Avitus nacque in un villaggio senza nome dei Carpazi, nella notte di Natale dell’anno 1000. Morì 6 giorni
dopo, alle prime luci dell’alba del 1001.
Il Freddo sterminò la sua famiglia, nutrendosi del loro sangue. Dopo aver spolpato i genitori, due fratelli e
tre sorelle, il Freddo era sazio. Ma il sangue d’infante è particolarmente dolce, succulento. Il Freddo sollevò
Avitus dal pagliericcio in cui piangeva e anziché aprirgli la gola, gli morse il collo bevendo poche gocce di
sangue.
Il bambino morì, poiché il morso di un vampiro uccide. La quantità di sangue risucchiato, invece, non era
tale da trasformarlo in una progenie vampirica — un non morto in perenne ricerca di sangue.
No, il bambino sarebbe dovuto morire, semplicemente.
Il Freddo lo prese, dispiegò le ali e tornò alla sua tana. Aveva appena generato il suo primo figlio.

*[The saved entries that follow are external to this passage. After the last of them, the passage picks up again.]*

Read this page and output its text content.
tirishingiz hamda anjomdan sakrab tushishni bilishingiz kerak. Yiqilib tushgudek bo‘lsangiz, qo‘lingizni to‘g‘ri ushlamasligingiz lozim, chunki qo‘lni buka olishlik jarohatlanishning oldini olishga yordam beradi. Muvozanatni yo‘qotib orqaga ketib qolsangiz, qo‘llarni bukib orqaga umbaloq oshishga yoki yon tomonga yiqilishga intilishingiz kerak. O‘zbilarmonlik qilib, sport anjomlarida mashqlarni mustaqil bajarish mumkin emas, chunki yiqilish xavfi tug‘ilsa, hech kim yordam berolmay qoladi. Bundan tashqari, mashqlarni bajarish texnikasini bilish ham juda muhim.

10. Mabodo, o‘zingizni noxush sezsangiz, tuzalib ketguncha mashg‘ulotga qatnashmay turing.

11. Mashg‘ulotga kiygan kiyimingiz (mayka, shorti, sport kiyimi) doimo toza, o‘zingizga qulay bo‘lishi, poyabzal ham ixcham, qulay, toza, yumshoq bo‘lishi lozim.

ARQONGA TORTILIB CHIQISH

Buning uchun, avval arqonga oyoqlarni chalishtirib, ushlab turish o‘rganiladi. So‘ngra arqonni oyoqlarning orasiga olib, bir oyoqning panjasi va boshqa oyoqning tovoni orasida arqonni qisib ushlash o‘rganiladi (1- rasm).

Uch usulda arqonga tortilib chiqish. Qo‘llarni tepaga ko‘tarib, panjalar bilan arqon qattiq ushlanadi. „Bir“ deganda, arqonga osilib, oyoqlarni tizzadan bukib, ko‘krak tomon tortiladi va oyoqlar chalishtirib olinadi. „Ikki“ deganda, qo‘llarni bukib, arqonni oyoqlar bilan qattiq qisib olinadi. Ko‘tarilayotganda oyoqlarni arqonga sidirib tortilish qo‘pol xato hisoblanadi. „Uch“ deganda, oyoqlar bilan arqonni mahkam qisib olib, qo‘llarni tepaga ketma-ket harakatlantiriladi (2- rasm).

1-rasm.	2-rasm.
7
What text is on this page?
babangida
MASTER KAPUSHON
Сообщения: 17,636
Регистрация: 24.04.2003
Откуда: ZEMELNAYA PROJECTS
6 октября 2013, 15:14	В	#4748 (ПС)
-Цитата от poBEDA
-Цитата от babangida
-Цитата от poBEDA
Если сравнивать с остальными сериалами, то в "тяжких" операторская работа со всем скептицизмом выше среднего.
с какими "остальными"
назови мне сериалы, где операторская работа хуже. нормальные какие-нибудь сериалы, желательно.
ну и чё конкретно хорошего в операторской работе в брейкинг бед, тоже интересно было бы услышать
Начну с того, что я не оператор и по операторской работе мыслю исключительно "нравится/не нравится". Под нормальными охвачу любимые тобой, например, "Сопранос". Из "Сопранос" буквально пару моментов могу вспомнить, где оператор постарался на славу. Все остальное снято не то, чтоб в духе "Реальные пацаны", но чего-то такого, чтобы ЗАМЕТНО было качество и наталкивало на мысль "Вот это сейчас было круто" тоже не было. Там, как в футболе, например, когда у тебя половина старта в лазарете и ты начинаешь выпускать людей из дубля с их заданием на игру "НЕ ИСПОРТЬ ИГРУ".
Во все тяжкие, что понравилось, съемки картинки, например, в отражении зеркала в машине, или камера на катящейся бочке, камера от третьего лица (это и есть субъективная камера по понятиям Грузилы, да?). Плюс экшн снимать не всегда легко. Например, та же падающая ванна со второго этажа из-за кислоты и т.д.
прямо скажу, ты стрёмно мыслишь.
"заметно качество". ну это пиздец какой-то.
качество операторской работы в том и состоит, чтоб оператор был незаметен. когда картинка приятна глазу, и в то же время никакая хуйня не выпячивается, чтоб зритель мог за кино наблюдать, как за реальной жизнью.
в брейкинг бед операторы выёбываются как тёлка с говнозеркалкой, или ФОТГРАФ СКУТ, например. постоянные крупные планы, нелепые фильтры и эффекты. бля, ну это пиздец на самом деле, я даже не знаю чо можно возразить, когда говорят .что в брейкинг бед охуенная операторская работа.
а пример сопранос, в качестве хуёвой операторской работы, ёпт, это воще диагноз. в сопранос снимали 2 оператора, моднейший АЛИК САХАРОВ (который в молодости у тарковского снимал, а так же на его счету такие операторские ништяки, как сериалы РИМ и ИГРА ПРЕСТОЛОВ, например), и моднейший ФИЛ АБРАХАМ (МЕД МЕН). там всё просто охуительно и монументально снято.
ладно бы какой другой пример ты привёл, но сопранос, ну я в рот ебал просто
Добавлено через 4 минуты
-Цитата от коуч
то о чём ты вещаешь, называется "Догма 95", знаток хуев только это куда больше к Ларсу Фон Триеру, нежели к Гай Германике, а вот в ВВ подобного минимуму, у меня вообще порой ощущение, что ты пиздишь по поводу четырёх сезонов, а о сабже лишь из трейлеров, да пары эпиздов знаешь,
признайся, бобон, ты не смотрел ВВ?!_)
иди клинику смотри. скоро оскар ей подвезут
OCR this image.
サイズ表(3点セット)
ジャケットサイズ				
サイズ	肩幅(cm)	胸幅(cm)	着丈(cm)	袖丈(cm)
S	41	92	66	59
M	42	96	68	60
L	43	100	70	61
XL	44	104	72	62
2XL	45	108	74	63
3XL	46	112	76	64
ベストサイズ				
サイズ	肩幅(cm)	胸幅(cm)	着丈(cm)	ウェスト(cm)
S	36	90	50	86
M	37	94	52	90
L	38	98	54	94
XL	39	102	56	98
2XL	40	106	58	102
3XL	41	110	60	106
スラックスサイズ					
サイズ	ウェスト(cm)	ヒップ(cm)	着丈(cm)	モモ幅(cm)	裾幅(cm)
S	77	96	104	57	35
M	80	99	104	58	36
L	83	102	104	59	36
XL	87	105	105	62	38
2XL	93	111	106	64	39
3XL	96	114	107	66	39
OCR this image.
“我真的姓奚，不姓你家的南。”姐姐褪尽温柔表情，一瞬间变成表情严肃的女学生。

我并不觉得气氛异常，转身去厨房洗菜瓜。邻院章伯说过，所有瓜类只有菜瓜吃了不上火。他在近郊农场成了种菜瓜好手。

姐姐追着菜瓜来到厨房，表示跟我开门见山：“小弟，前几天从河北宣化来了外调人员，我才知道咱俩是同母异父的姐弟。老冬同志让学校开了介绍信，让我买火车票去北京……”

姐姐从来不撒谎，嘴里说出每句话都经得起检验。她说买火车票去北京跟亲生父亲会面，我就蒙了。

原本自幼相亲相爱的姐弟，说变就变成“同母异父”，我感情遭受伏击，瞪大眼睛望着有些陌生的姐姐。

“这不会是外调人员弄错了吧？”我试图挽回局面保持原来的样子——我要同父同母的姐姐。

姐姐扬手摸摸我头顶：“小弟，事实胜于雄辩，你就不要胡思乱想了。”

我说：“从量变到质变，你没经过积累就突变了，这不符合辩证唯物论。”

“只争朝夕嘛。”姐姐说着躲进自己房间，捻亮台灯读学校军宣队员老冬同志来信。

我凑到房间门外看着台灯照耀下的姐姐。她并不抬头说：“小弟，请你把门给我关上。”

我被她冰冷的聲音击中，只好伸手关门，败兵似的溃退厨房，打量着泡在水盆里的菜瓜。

Miðiras era un vampiro giovanissimo. Era un mezzelfo, in origine. In 20 anni di vita aveva conosciuto solo
l’istinto, la fame e la sete. Il Freddo gli spiegò la sua natura, il suo essere creatura oscura, il suo appartenere
alla notte.
Quella regione dei Carpazi potevano sostenere un solo vampiro con il corpo di un umanoide adulto. Miðiras
non era ancora abbastanza forte, saggio e potente per poter sopraffare il suo creatore. Il primo giorno
dell’anno del Signore 1021 volò a ovest, verso le zone civilizzate. Lì, scoprì l’esistenza delle casate nobiliari
vampiriche, in Transilvania. Venne accolto, ricevette un’istruzione. D’altronde era l’unico discendente di un
Freddo, un vampiro antico. Assunse un nuovo nome, più moderno.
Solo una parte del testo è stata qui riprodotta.